When simulating a dynamical system in continuous time, a differential-equation integrator is used. These integrators are sensitive to the scaling of the equations, and may perform poorly for stiff problems or problems with a poorly chosen time scale. In, e.g., electronics, it's common to simulate systems where the dominant dynamics have time constants on the order of microseconds. To simulate such systems accurately, it's often a good idea to model the system in microseconds rather than in seconds. The function time_scale can be used to automatically change the time scale of a system.

### Transfer functions

Transfer functions are automatically converted to state-space form before time-domain simulation. If you want control over the exact internal representation used, consider modeling the system as a state-space system already from start.
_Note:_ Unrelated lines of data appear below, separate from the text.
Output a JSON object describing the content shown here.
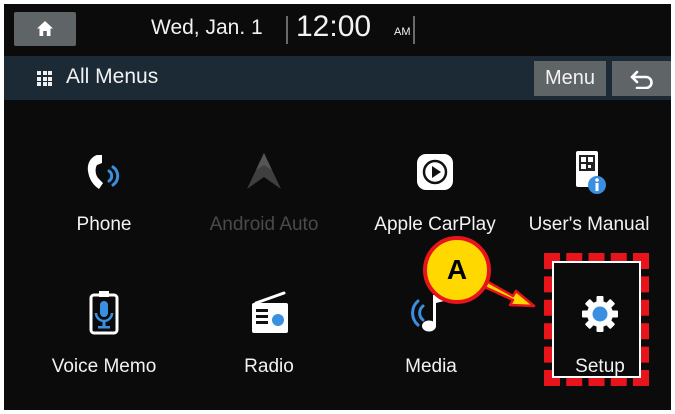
{
  "status_bar": {
    "date": "Wed, Jan. 1",
    "time": "12:00",
    "ampm": "AM"
  },
  "title_bar": {
    "title": "All Menus",
    "menu_button": "Menu"
  },
  "menu_items": [
    {
      "label": "Phone",
      "icon": "phone-icon",
      "enabled": true
    },
    {
      "label": "Android Auto",
      "icon": "android-auto-icon",
      "enabled": false
    },
    {
      "label": "Apple CarPlay",
      "icon": "carplay-icon",
      "enabled": true
    },
    {
      "label": "User's Manual",
      "icon": "manual-icon",
      "enabled": true
    },
    {
      "label": "Voice Memo",
      "icon": "microphone-icon",
      "enabled": true
    },
    {
      "label": "Radio",
      "icon": "radio-icon",
      "enabled": true
    },
    {
      "label": "Media",
      "icon": "music-icon",
      "enabled": true
    },
    {
      "label": "Setup",
      "icon": "gear-icon",
      "enabled": true
    }
  ],
  "annotation": {
    "callout_label": "A"
  },
  "colors": {
    "accent_blue": "#3a8fe0",
    "annotation_red": "#e8141c",
    "callout_yellow": "#ffd800",
    "button_gray": "#5f6466",
    "titlebar_bg": "#1c2a35"
  }
}
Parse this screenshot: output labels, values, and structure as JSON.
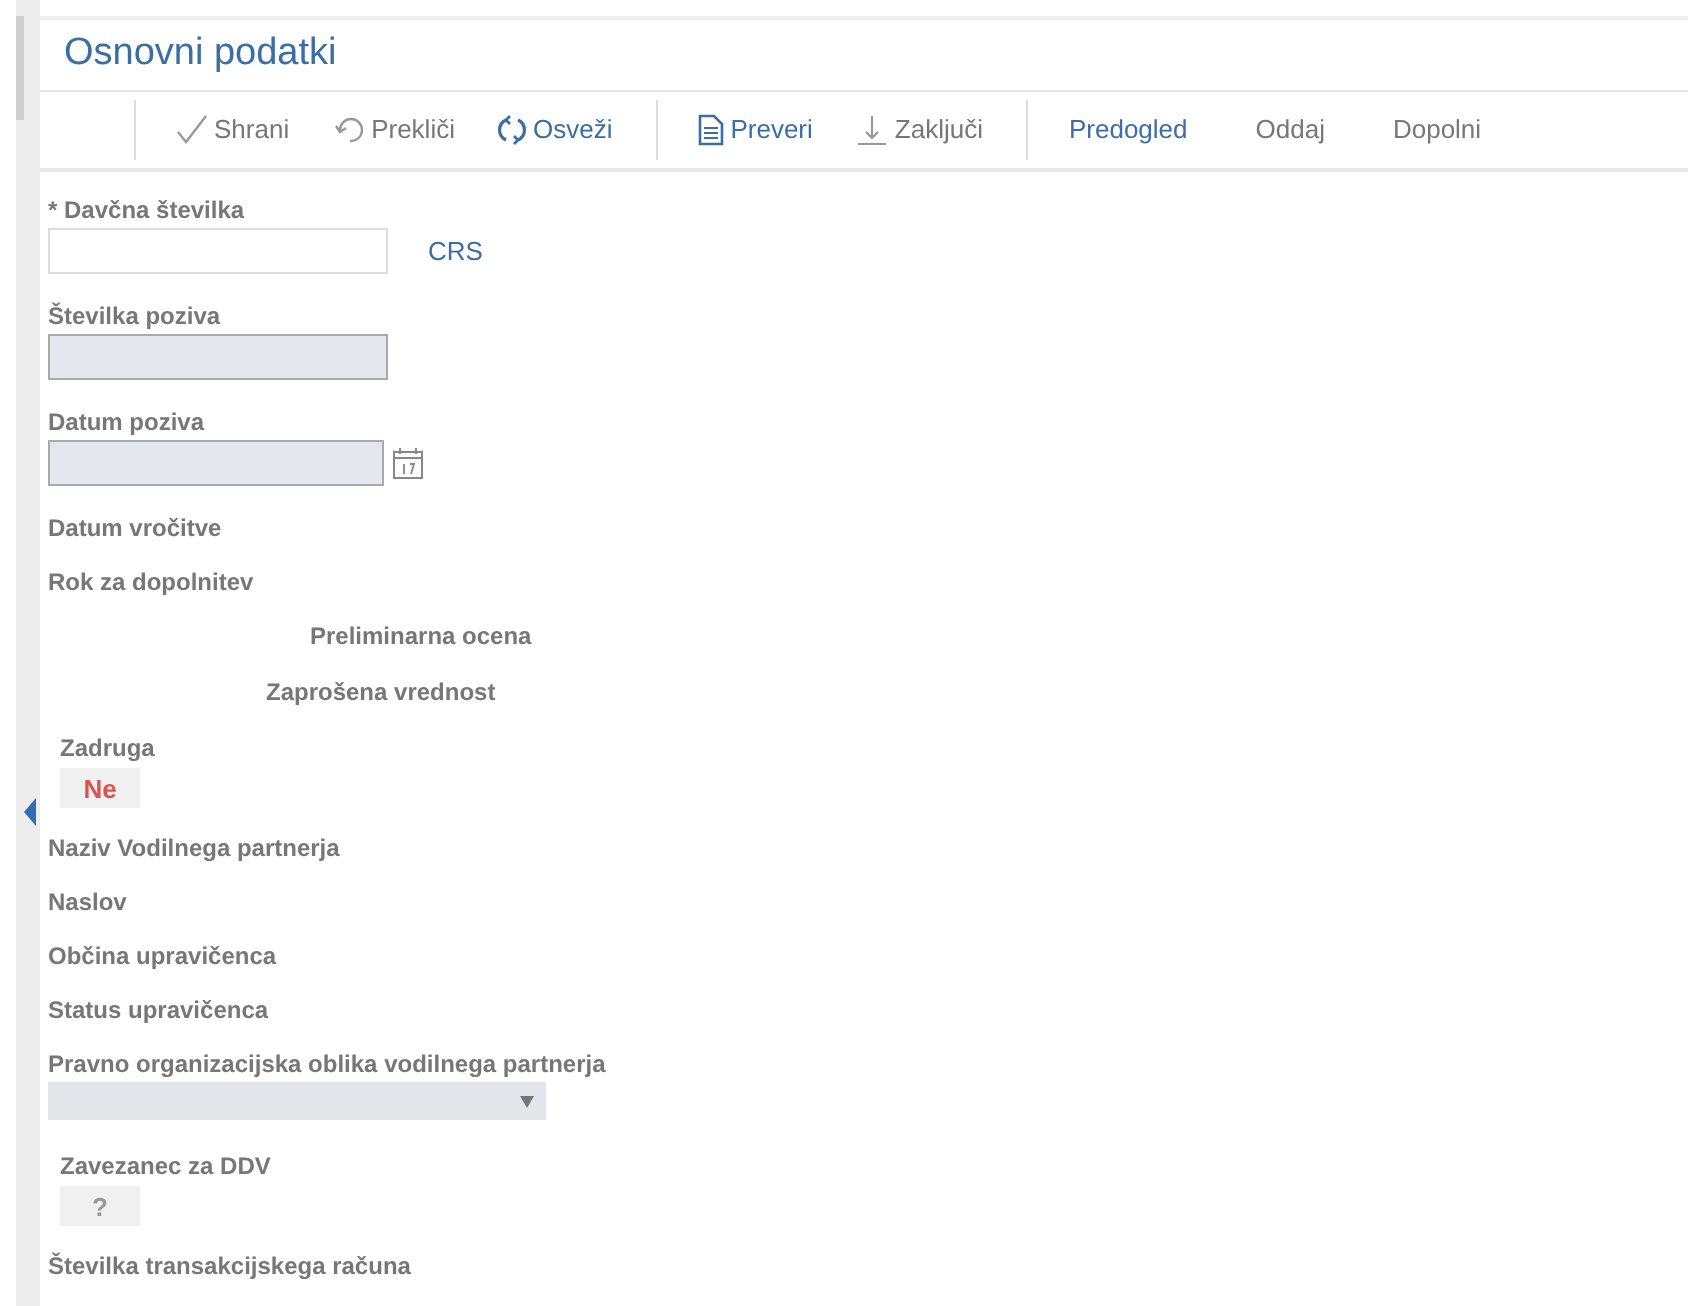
{
  "title": "Osnovni podatki",
  "toolbar": [
    [
      {
        "label": "Shrani",
        "kind": "check",
        "disabled": true
      },
      {
        "label": "Prekliči",
        "kind": "undo",
        "disabled": true
      },
      {
        "label": "Osveži",
        "kind": "refresh",
        "disabled": false
      }
    ],
    [
      {
        "label": "Preveri",
        "kind": "document",
        "disabled": false
      },
      {
        "label": "Zaključi",
        "kind": "download",
        "disabled": true
      }
    ],
    [
      {
        "label": "Predogled",
        "disabled": false
      },
      {
        "label": "Oddaj",
        "disabled": true
      },
      {
        "label": "Dopolni",
        "disabled": true
      }
    ]
  ],
  "fields": [
    {
      "kind": "text",
      "label": "* Davčna številka",
      "editable": true,
      "link": "CRS"
    },
    {
      "kind": "text",
      "label": "Številka poziva",
      "editable": false
    },
    {
      "kind": "date",
      "label": "Datum poziva",
      "editable": false
    },
    {
      "kind": "plain",
      "label": "Datum vročitve"
    },
    {
      "kind": "plain",
      "label": "Rok za dopolnitev"
    },
    {
      "kind": "centered",
      "label": "Preliminarna ocena"
    },
    {
      "kind": "centered",
      "label": "Zaprošena vrednost"
    },
    {
      "kind": "toggle",
      "label": "Zadruga",
      "value": "Ne",
      "color": "#d9534f"
    },
    {
      "kind": "plain",
      "label": "Naziv Vodilnega partnerja"
    },
    {
      "kind": "plain",
      "label": "Naslov"
    },
    {
      "kind": "plain",
      "label": "Občina upravičenca"
    },
    {
      "kind": "plain",
      "label": "Status upravičenca"
    },
    {
      "kind": "select",
      "label": "Pravno organizacijska oblika vodilnega partnerja"
    },
    {
      "kind": "toggle",
      "label": "Zavezanec za DDV",
      "value": "?",
      "color": "#999999"
    },
    {
      "kind": "plain",
      "label": "Številka transakcijskega računa"
    }
  ]
}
### Discrete-time simulation

Linear systems with zero-order-hold inputs can be exactly simulated in discrete time. You may specify ZoH-discretization in the call to lsim using method=:zoh or manually perform the discretization using c2d. Discrete-time simulation is often much faster than continuous-time integration.

For discrete-time systems, the function lsim! accepts a pre-allocated workspace objects that can be used to avoid allocations for repeated simulations.

### Numerical balancing

If you are only interested in the simulated outputs, not the state trajectories, you may consider applying balancing to the statespace model using balance_statespace before simulating, see the section on State-space balancing above. If the state trajectories are of interest, balancing can still be performed before simulation, and the inverse transformation applied to the state trajectories after simulation.

## Static arrays in StateSpace systems

The special statespace system type HeteroStateSapce can be used to store statespace models with static arrays rather than the default matrix type Matrix. See State-Space Systems for more details.